Saya akui, dia tampan. Mata elangnya mungkin menjadi andalan nya untuk menarik hati perempuan. Tapi tidak untuk saya. Bagi saya mata-laki-laki seperti itu adalah mata yang buas dan nakal. Saya tidak suka wajah-wajah seperti ini. Menurut saya wajah lelaki seperti ini adalah lelaki yang suka mempermainkan wanita. Yahh... seperti itulah penilaian saya terhadapnya. Tidak ada yang istimewa.
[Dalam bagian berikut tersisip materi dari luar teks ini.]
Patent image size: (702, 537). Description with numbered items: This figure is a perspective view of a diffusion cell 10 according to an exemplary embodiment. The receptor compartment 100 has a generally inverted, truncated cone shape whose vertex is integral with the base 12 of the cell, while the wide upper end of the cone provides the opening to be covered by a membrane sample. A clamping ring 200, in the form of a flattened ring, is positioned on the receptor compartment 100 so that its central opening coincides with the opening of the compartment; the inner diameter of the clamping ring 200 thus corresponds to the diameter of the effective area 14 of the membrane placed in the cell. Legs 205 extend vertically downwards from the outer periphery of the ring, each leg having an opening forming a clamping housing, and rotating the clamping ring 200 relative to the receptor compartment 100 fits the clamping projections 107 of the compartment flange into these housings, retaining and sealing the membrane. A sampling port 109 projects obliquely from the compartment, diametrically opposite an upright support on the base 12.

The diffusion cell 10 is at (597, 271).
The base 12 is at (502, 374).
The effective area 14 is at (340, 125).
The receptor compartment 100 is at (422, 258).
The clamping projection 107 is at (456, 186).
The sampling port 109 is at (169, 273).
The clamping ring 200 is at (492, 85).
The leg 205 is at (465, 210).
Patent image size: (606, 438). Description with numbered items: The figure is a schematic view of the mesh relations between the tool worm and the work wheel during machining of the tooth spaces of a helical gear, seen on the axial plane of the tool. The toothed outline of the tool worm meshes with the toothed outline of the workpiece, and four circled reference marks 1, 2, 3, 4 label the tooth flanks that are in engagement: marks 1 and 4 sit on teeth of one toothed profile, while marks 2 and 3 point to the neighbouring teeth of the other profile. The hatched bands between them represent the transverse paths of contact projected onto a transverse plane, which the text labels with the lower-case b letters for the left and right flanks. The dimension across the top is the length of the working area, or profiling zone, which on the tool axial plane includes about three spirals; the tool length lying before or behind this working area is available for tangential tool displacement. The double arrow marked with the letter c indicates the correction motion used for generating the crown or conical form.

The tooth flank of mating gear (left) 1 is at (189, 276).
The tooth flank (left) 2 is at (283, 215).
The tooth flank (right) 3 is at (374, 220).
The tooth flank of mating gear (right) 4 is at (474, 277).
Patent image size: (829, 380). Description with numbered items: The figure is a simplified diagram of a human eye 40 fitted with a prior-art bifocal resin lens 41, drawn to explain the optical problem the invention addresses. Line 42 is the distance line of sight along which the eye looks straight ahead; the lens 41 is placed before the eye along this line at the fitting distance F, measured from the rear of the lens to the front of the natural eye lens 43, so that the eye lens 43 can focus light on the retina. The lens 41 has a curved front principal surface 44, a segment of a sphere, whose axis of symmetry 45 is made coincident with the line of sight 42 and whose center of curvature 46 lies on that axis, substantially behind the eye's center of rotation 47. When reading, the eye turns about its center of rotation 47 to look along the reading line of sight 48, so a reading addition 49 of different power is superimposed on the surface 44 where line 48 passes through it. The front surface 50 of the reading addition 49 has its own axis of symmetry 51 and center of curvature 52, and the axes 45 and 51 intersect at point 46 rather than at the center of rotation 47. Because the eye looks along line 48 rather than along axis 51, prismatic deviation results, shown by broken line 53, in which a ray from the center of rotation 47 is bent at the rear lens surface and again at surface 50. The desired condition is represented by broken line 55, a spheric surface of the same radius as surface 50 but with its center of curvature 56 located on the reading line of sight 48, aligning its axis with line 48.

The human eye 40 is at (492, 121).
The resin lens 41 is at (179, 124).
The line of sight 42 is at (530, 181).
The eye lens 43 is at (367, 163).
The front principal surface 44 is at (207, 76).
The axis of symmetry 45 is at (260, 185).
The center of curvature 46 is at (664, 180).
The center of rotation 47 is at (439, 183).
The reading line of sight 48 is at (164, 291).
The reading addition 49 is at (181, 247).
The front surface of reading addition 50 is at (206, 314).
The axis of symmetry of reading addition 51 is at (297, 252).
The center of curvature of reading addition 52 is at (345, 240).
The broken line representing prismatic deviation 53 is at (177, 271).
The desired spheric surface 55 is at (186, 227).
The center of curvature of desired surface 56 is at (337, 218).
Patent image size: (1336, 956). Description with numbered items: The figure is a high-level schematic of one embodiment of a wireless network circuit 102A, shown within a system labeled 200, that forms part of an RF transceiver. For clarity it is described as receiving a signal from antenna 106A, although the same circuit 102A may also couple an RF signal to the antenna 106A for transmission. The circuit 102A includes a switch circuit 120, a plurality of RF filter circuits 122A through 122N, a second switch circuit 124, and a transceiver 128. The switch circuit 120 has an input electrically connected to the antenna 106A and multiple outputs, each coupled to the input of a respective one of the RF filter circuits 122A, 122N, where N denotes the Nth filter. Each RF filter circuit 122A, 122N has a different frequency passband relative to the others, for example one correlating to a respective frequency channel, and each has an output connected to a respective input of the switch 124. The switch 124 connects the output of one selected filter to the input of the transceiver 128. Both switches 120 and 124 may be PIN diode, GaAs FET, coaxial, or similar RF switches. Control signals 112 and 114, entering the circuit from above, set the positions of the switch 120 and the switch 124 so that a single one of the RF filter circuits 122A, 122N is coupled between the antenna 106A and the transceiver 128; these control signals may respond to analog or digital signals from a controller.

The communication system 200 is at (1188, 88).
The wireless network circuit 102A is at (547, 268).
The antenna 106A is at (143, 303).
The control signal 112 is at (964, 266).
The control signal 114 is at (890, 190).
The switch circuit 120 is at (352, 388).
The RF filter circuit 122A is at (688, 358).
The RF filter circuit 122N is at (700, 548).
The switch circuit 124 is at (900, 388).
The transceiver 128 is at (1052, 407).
Selalu ada pikiran negatif setiap kali melihatnya. Sama-sekali tidak ada kesan pertama yang menggoda dari dirinya. Semuanya buruk. Buruk menurut saya.
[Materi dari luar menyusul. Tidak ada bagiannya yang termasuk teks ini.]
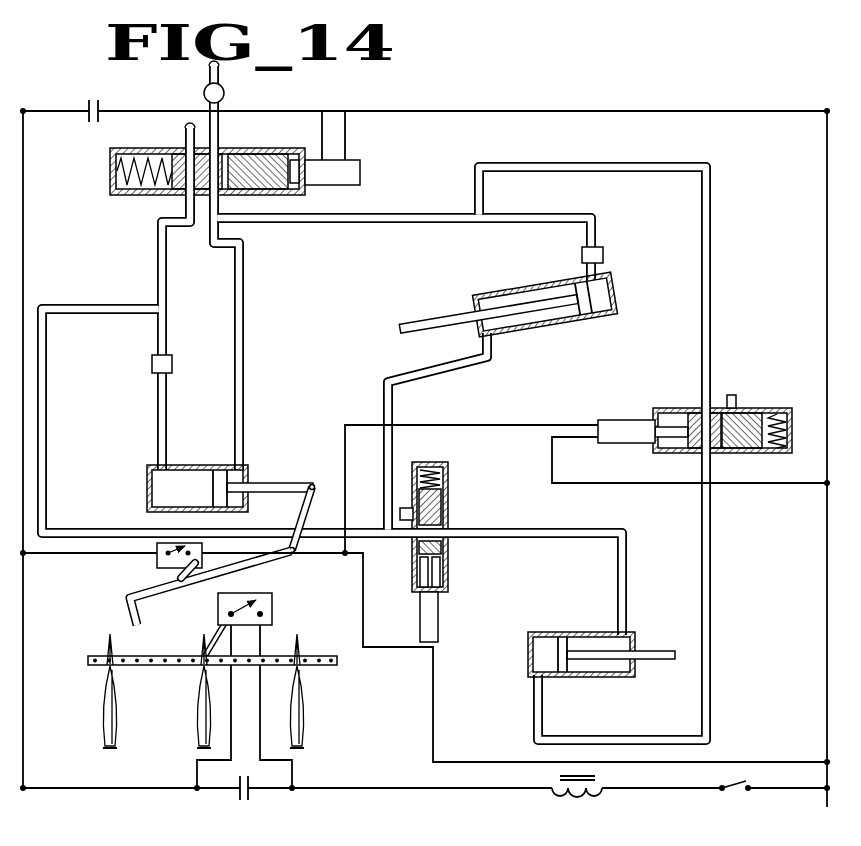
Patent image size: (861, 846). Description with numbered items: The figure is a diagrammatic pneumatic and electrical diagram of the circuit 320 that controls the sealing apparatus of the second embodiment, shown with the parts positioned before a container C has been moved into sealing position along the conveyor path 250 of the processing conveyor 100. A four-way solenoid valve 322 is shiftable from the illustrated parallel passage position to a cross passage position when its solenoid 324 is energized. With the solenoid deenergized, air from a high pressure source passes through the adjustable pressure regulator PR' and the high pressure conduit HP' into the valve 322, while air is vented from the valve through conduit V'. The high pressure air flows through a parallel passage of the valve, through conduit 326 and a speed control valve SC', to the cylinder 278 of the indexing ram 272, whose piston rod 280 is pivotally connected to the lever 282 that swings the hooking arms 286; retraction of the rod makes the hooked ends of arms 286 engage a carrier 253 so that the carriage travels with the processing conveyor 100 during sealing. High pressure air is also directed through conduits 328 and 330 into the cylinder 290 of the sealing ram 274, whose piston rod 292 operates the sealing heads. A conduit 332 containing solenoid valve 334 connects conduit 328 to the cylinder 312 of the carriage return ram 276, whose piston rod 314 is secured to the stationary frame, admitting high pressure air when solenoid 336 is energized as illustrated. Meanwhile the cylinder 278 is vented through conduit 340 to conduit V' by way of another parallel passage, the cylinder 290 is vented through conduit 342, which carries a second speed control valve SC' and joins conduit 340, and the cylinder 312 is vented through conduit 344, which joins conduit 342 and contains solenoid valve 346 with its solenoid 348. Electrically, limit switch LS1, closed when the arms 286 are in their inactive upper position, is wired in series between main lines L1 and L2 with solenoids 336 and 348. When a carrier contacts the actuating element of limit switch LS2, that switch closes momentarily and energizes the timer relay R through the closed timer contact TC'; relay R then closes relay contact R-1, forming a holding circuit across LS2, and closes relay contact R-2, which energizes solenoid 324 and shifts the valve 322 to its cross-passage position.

The pneumatic and electrical circuit 320 is at (492, 103).
The four-way solenoid valve 322 is at (110, 166).
The solenoid 324 is at (360, 172).
The conduit 326 is at (155, 266).
The conduit 328 is at (48, 407).
The conduit 330 is at (383, 405).
The conduit 332 is at (484, 532).
The solenoid valve 334 is at (448, 468).
The solenoid 336 is at (430, 603).
The conduit 340 is at (247, 343).
The conduit 342 is at (390, 222).
The conduit 344 is at (611, 165).
The solenoid valve 346 is at (765, 407).
The solenoid 348 is at (611, 421).
The indexing ram 272 is at (144, 498).
The sealing ram 274 is at (585, 327).
The carriage return ram 276 is at (526, 677).
The cylinder 278 is at (147, 476).
The piston rod 280 is at (276, 467).
The lever 282 is at (335, 478).
The hooking arms 286 is at (128, 607).
The cylinder 290 is at (510, 290).
The piston rod 292 is at (418, 323).
The cylinder 312 is at (528, 655).
The piston rod 314 is at (657, 648).
The conveyor 250 is at (89, 660).
The carrier 253 is at (199, 743).
The processing conveyor 100 is at (343, 660).
The container C is at (193, 686).
The main line L1 is at (23, 100).
The main line L2 is at (827, 98).
The relay contact R-1 is at (240, 797).
The relay contact R-2 is at (99, 108).
The relay R is at (572, 798).
The timer contact TC' is at (746, 798).
The pressure regulator PR' is at (232, 84).
The high pressure conduit HP' is at (163, 131).
The vent conduit V' is at (235, 102).
The speed control valve SC' is at (368, 303).
The limit switch LS1 is at (157, 565).
The limit switch LS2 is at (243, 602).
Tapi kini, semua itu terpatahkan....

Terpatahkan ketika tadi malam saya menemaninya makan malam.

Terpatahkan karena sekarang ini dia berhasil melunakkan hati saya.

Terpatahkan karena saat ini saya begitu jatuh cinta padanya.

Ohh.... Tuhan apa yang telah terjadi pada hati saya.

29 comments:

  1. hati mbak tari lagi jatuh cinta....
    smoga berakhir dengan indah...
    amiennn... :)

    ReplyDelete
  2. benci jadi cinta nie ceritanya ^^

    ReplyDelete
  3. Ia nih, benci jadi cinta.
    Itulah cinta, kita gak tau kapan datangnya daan bagaimana caranya ia datang.
    Gak terduga :D
    So sweeeeeet :D

    ReplyDelete
  4. semoga cinta itu tumbuh subur secara alami nduk.
    salam sayank dari Medan

    ReplyDelete
  5. cieee lagi jatuh cinta... senangnya... :D

    ReplyDelete
  6. kayanya ada yang lagi ketiban 'love' nih?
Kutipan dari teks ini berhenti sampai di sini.